There are a number of physical properties of a wheel that teams have to consider. A gram of rotating weight out at the rim is worth about two grams on the frame, so weight reduction is obviously critical. Wheels are big egg beaters of the air, and any reduction in their aerodynamic friction can pay off, especially when the rider is not sheltered in the peloton.
In order that the rider can transmit energy with minimal losses into forward motion, vertical stiffness and lateral rigidity are critical, especially for a big sprinter. Finally, the rider depends on the wheel for safety, but in more ways than you might think at first glance. Obviously the wheel must be strong and not collapse, get deformed, or break spokes during hard efforts or hitting bad bumps. Perhaps even more importantly, though, it also must stop well. The rider depends on the ability of the brake pads and the rims to generate friction on each other.
Telekom, Mapei and Rabobank have all adopted deep section carbon rims for all of the road stages so far. That is perhaps not overly surprising, until you consider that the wheels these teams are using do not have aluminum braking surfaces. The tendency of carbon braking surfaces to grind brake pads down to nothing, particularly in wet weather, as well as to not brake consistently, has been their Achilles heel in the past. On the other hand, you can build a strong, stiff wheel that is very aerodynamic out of composite fibers, and if the builder does not have to attach an aluminum braking surface to it, the weight can be held down further yet.
Especially after winning the prologue and the first yellow jersey, Christophe Moreau of Festina rates highly enough to get a pair of the new Mavic Ksyrium SSC SL wheels. The extrusion (the piece of aluminum pasta the rim is bent out of) is the same as the 2001 Ksyriums, but the machined areas between the spokes save 40 grams per wheel.

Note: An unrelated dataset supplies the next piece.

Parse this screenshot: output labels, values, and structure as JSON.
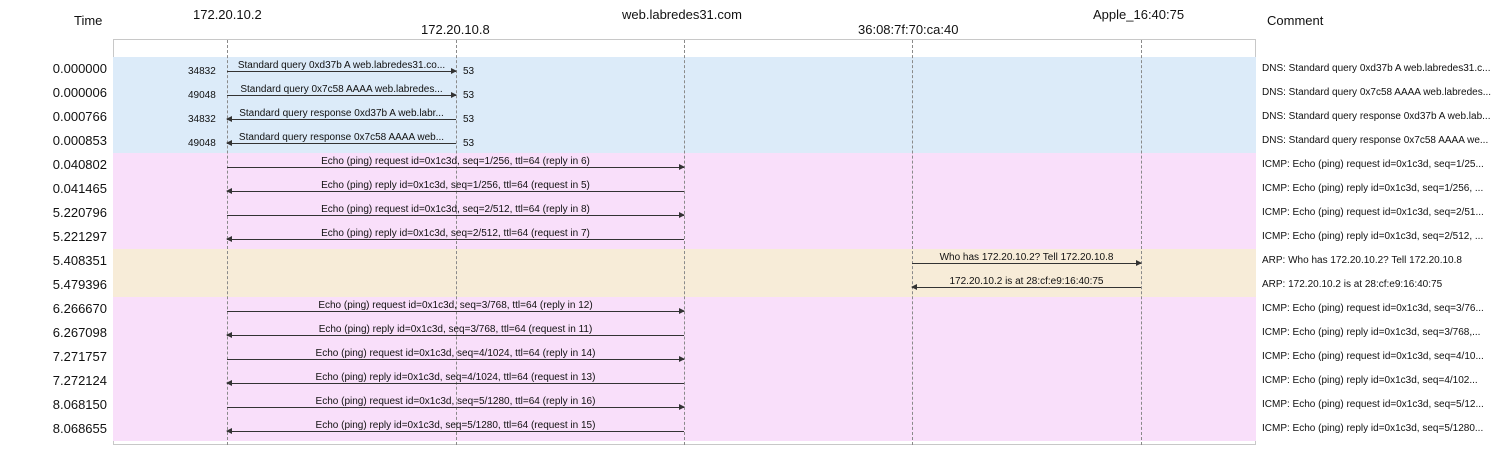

Confidence in Corima’s orange cork brake pads has led to Telekom and Mapei using these wheels. The black Corima pad holders come apart in two pieces and are held together with long, thin screws across the back of the pad. They work so well that Kevin Livingston was surprised after the first couple of stages to discover that he had been using wheels with carbon braking surfaces. Rabobank, on the other hand, is using special green pads on the rear and gray pads on the front in standard Dura-Ace pad holders.
Mapei’s deep-section wheels are Ambrosio XCarbo, while Telekom’s appear to be these same Ambrosio XCarbo rims laced to black Campagnolo straight-pull-spoke hubs so they look like Campagnolo Bora wheels. On Jan Ullrich’s time trial bike, a Campagnolo Bora sticker has even been slapped onto one of these wheels to make it look like that is what he is using on the front. Rabobank uses Fir Santara deep-section rims.
Bonjour is using Spinergy wheels, most of which are the Rev-X carbon 8-spoke versions with yellow dots painted on the spokes. Some bikes have Spinergy lightweight wire wheels as well.
Mavic-sponsored teams are using both Ksyrium and Cosmic wheels. U.S. Postal has been so far using standard Ksyriums on all of the bikes in the road stages. Festina has been doing the same thing, with the exception of Christophe Moreau.
Whether it is just that his stock went up after winning a stage and wearing the yellow jersey, or he already rated enough with the grantors of wheel schwag at Mavic, Moreau’s wheel are the new Ksyrium SSC SL versions for 2002. The SSC SL rim extrusion is the same as the 2001 Ksyriums, but they have been machined down in between each pair of spokes for a weight savings of 40 grams per wheel.
There seem to be no Rolf carbon wheels around this year, but his work is there in the Bontrager Race X-Lite wheels of AG2R. They have paired spokes coupling what Trek used to call Rolf rims to Bontrager hubs. They seem to be working fine, too, as Jaan Kirsipuu just won today’s stage on them!